Pipe Diameter and Reynolds Number. An oil is being pumped inside a 10.0-mm-diameter pipe at a Reynolds number of 2100. The oil density is 855 kg/m3 and the viscosity is 2.1 × 10−2 Pa · s. What is the velocity in the pipe?It is desired to maintain the same Reynolds number of 2100 and the same velocity as in part (a) using a second fluid with a density of 925 kg/m3 and a viscosity of 1.5 × 10−2 Pa · s. What pipe diameter should be used?

Answer 1

Answer:

The velocity in the pipe is 5.16m/s. The pipe diameter for the second fluid should be 6.6 mm.

Explanation:

Here the first think you have to consider is the definition of the Reynolds number ($Re$) for flows in pipes. Rugly speaking, the Reynolds number is an adimensonal parameter to know if the fliud flow is in laminar or turbulent regime. The equation to calculate this number is:

$Re=\frac{\rho v D}{\mu}$

where $\rho$is the density of the fluid, $\mu$ is the viscosity, D is the pipe diameter and v is the velocity of the fluid.
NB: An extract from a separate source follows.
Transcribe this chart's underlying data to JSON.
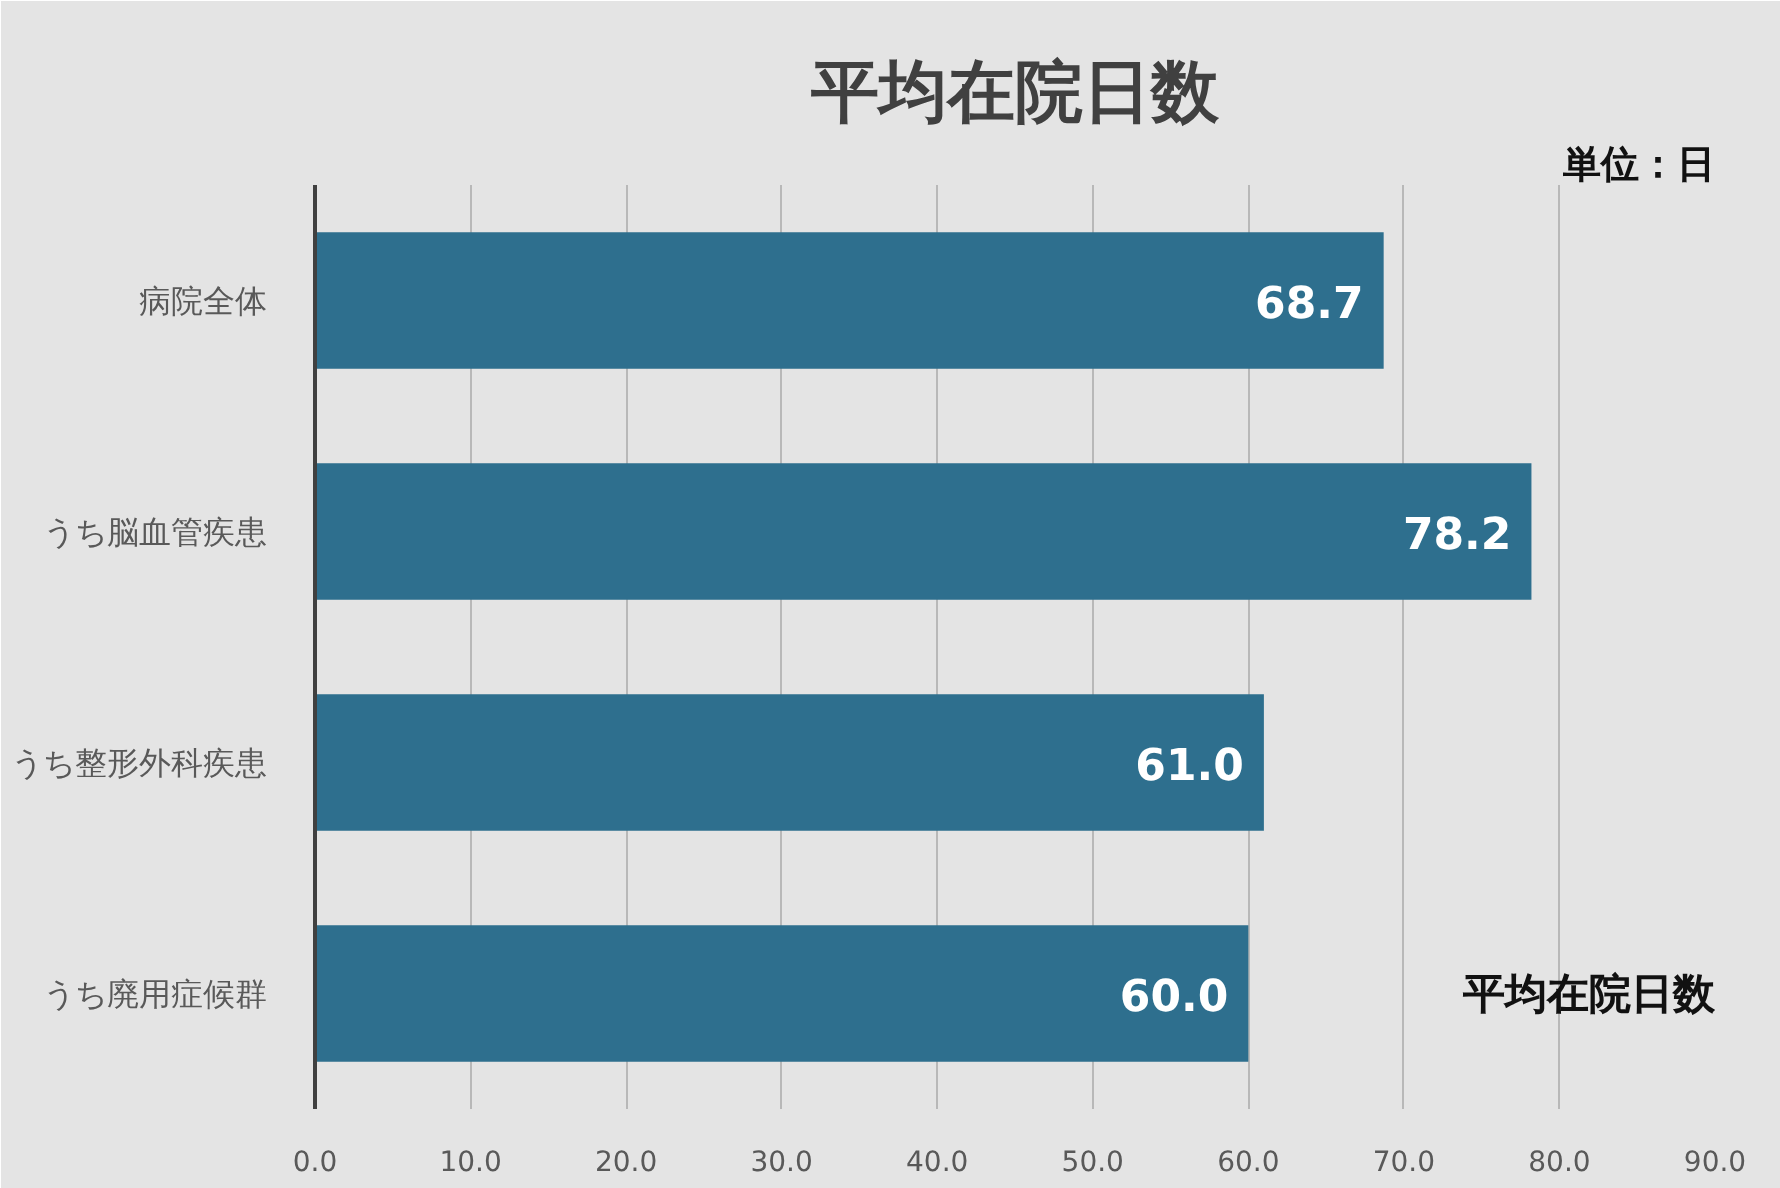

Now, we know that Re=2100. So the velocity is:

$v=\frac{Re*\mu}{\rho*D} =\frac{2100*2.1x10^{-2}Pa*s }{855kg/m^3*0.01m} =5.16m/s$

For the second fluid, we want to keep the Re=2100 and v=5.16m/s. Therefore, using the equation of Reynolds number the diameter is:

$D=\frac{Re*\mu}{\rho*v} =\frac{2100*1.5x10^{-2}Pa*s}{925kg/m^3*5.16m/s}=6.6 mm$